Pivotal World Series Moments
Lewis Drives Home Winning Run
1915 World Series Game 3: Philadelphia Phillies@Boston Red Sox
After a day off, the Series moved to Boston for Game 3 with the teams tied at one win apiece.
Philly manager Pat Moran decided to go with his ace, Grover Cleveland Alexander, on only two days of rest. Old Pete had done that 11 times during the season, and the Phillies had won eight of those games with one tie. Red Sox skipper Bill Carrigan countered with southpaw Dutch Leonard, who won 15 and lost seven during the season.
Red Sox management expected a record crowd at Braves Field, which the Boston American League club rented for the Series because of its larger seating capacity of 40,000. Paradoxically, the Braves had played their 1914 World Series home games at Fenway Park while their new stadium was being built.
1915 World Series Scorebook and Dutch Leonard The game indeed drew a record crowd of 42,300. They saw the Phillies take a 1-0 lead in the third. C Ed Burns singled to center. Alexander bunted and reached first safely on 1B Dick Hoblitzell's error. So 3B Milt Stock also sacrificed, putting the runners on second and third. SS Dave Bancroft singled, scoring Burns. Leonard worked out of the jam with no further damage.
L-R: Ed Burns, Dick Hoblitzell, Milt Stock, Dave Bancroft The Red Sox tied the game in the bottom of the fourth when CF Tris Speaker tripled to deep right field, and Hoblitzell flied out.
Neither team got a baserunner until the bottom of the seventh when the Red Sox touched Alexander for two singles around a double play.
Leonard mowed down the Phils in the eighth and ninth, and Alexander did the same in the bottom of the eighth. So the Red Sox came to bat in the last of the ninth with a chance to win the game with the top of their order due up as "the long shadow of the monster stand shrouding the infield in gloom, as the October sun dropped quickly in the west." (Boston Herald)
RF Harry Hooper led off with a single to right field. Then SS Everett Scott sacrificed him to second on a two-strike pitch. The Phils intentionally walked cleanup man Speaker. Alex took a big step toward getting out of the jam when he got Hoblitzell to ground out to second with the runners advancing to second and third. So LF Duffy Lewis, two-for-three for the afternoon, came to the plate "swinging a couple of bats, determination stamped on his every feature ..." Years later, Lewis recalled what happened.

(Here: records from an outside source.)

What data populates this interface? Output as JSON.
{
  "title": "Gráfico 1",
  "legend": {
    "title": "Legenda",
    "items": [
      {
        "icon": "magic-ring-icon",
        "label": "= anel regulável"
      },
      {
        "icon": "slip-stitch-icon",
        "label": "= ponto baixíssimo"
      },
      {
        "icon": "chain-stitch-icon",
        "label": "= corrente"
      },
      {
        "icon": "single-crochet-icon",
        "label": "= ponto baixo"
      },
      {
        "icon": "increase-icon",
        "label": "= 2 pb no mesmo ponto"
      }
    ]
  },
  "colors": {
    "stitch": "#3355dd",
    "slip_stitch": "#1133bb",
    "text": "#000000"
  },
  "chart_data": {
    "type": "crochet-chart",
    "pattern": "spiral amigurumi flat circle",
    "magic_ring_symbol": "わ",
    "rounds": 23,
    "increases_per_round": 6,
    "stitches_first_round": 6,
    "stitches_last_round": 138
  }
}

"I had five hits in eight at-bats off Alexander. I hit .444 in that '15 Series. But I was lucky against Alexander. He was a great pitcher, one of the best. I was just lucky the ball was going through the slot. ... I remember I beat Alexander, 2-1, with a hit in the ninth. We had a man on second and they walked Speaker to get to me. They had a conference at the mound and their manager, Pat Moran, figured that since I already had two hits, they could get me out. I hit the first ball, a line drive into centerfield, to win the game."
L-R: Harry Hooper, Everett Scott, Duffy Lewis N. J. Flatley wrote in the Boston Herald the next day: "The Red Sox players danced with joy, the Phillies trudged disconsolately across the field, ... Duffy Lewis trotted down the line and jumped gleefully on first, and the Red Sox had beaten the redoubtable Philadelphia Peril."